Our vintage wine dinner hostess contributed a delicious cherry sorbet flavored with hints of citrus and almond that was a wonderful accompaniment, as was Dr. Hal's precious port. (He may disagree, in fact I'm sure that he does, but in my book the port accompanies the dessert, not vice-versa.)

In the coming weeks I will experiment with more cakes of this genre, building up to an attempt to overcome one of my biggest cake baking disasters, Julia Child's "Reine de Saba." Stay tuned.

Racines Cake
(adapted from Ready for Dessert by David Lebovitz)

8" or 9" springform pan
Cocoa powder for dusting the pan

10 oz. semisweet or bittersweet chocolate, chopped
1/2 cup salted butter, plus 2 Tb to butter the cake pan
1 Tb freshly brewed expresso (I made super strong drip coffee)
1/2 tsp vanilla
6 large eggs, separated, at room temperature
1/4 cup, plus 2 Tb sugar
2 Tb cocoa nibs (Scharffenberger makes them)
Powdered sugar, optional, for dusting the cake

Preheat the oven to 350 degrees. Adjust one rack to the upper half of the oven. Butter the bottom and sides of the springform pan and lightly dust it with cocoa, shaking out the excess.
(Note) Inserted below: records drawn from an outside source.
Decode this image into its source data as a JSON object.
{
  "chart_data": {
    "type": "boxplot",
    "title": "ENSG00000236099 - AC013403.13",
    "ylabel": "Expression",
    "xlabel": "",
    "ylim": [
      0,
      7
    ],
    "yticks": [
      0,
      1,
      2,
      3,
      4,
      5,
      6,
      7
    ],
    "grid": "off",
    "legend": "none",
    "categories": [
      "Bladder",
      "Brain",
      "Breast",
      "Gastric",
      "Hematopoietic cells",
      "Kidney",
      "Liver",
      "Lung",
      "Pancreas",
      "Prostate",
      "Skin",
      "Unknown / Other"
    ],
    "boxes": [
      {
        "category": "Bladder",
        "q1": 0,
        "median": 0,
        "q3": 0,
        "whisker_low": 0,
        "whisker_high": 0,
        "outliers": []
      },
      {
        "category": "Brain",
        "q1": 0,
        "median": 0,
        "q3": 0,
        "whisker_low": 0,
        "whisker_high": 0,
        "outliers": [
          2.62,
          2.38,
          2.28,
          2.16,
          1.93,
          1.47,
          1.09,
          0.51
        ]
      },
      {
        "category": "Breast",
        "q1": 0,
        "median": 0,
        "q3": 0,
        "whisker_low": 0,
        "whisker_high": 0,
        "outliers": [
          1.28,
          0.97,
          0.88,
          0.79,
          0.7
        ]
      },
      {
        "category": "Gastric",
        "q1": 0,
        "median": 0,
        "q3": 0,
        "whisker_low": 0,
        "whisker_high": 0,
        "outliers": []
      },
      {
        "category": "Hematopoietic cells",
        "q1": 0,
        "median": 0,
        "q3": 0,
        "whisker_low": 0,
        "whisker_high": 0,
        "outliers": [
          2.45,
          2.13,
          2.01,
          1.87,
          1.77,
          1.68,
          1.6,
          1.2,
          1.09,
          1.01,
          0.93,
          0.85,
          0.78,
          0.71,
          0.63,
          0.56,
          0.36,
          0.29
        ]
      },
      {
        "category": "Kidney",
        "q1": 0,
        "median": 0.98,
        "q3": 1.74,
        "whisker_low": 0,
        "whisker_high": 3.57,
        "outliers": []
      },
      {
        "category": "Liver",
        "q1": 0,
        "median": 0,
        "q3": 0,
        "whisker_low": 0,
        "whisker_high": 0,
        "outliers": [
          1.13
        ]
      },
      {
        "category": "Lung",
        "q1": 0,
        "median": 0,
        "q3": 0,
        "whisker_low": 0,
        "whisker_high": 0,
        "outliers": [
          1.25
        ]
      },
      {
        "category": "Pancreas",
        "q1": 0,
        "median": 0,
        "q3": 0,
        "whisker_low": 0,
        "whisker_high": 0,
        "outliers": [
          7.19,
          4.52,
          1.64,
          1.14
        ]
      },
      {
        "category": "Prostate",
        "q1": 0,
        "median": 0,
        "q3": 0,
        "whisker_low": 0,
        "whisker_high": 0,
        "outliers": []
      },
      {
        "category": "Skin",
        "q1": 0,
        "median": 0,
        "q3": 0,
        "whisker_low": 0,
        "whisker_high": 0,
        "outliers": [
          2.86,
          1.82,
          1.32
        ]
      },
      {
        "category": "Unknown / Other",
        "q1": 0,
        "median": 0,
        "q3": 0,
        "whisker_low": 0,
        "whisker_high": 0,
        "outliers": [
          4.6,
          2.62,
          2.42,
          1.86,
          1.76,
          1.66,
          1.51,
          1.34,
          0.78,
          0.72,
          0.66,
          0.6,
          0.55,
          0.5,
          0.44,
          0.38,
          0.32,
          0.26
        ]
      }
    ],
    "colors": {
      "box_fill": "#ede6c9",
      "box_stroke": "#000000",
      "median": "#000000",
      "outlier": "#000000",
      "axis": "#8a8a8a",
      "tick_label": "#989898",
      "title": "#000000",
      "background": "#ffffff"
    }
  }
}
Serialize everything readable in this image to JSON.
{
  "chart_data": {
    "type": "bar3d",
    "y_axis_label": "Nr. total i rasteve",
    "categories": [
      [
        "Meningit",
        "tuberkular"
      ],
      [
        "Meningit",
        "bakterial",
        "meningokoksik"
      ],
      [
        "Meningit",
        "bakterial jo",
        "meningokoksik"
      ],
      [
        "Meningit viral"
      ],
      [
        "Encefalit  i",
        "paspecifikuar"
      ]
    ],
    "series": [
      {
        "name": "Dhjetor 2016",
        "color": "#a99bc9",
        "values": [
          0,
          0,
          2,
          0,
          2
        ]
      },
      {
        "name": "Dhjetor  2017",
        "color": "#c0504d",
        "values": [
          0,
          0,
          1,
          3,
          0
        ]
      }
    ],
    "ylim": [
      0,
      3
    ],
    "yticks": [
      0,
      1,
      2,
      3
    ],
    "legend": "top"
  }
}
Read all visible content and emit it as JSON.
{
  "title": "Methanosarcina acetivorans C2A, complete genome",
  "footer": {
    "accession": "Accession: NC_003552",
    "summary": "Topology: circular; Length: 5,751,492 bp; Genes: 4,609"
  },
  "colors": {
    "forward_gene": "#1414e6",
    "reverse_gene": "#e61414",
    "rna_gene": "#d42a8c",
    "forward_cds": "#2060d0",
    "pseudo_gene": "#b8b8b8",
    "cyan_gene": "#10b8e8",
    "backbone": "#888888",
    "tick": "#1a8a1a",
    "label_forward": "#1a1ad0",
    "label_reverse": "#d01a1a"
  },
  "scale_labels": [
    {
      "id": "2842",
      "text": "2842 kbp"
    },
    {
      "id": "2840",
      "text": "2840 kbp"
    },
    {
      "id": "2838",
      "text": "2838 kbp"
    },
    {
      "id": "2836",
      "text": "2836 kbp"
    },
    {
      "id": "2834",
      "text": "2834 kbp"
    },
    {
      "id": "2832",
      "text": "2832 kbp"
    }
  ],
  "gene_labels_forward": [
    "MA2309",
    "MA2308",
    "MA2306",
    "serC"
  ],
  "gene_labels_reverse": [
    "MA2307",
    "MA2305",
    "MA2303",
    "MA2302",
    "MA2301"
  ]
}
Melt the chocolate and butter, along with the expresso in the top of a double boiler over barely simmering water. When the chocolate has melted, remove the top pan from the heat, stir to smooth out the butter and chocolate, add the vanilla, and let it cool down for a minute or two.

While the chocolate is melting, whip the egg yolks and sugar in a stand mixer bowl with the whip attachment at medium-high speed until the mixture just starts to "form the ribbon." (When it seems that the eggs might be thickened enough, with the mixer off, lift the beater out of egg mixture and see if it is thick enough to make a ribbon as it lazily drips back into the bowl- that's the ribbon.)

Gently fold the beaten egg yolks into the cooled chocolate mixture.

Egg White ALERT!! Egg whites will not "mount" properly if the bowl, beater, or spatula are anything but immaculately clean and dry. If you only have one whip beater for your mixer, be sure to wash and dry it thoroughly before beating the egg whites. If you only have one mixer bowl, make sure that it is also clean and dry after folding the egg yolks into the chocolate.

In a second clean and dry mixer bowl, use a cleaned and dried whip attachment to whip the egg whites on low speed until they begin to hold their shape. Add the remaining 2 Tb of sugar and whisk the egg whites on high speed until they hold soft peaks.

Stir one-fourth of the egg white into the chocolate mixture to lighten it, then fold in the rest of the beaten egg whites. Fold only until there are no visible streaks of egg white. Do not overfold!

Scrape the batter into the prepared pan and then sprinkle the top with the cocoa ribs. Bake the cake until it feels like it is just barely set in the center, about 25 minutes.It should not feel too firm.

Let the cake cool in the pan, covered with a clean dishtowel, on a rack, until it is completely cool.

Run a knife around the sides of the cake to loosen, then release the sides of the pan and dust the cake with powdered sugar if you like.

Serves 6-8. This cake is best served the day that it is made, but will keep for up to two days at room temperature.

To really gild the lily, add a scoop of cherry almond sorbetto to each slice of cake, and enjoy with a 1970 port if you happen to have one kicking around in your wine collection.
Cherry Almond Sorbetto
So easy, and SO GOOD!

1/2 cup  fresh orange juice (from 1 large navel orange)
1 lb  frozen pitted dark cherries (Bing)
1/3 cup sugar
1/2 tsp almond extract

Combine all the ingredients in food processor or blender and run until almost smooth, just leaving some of the fruit texture.
Transfer the mixture to a freezer container, cover & freeze for at least 4 hours or up to 4 days.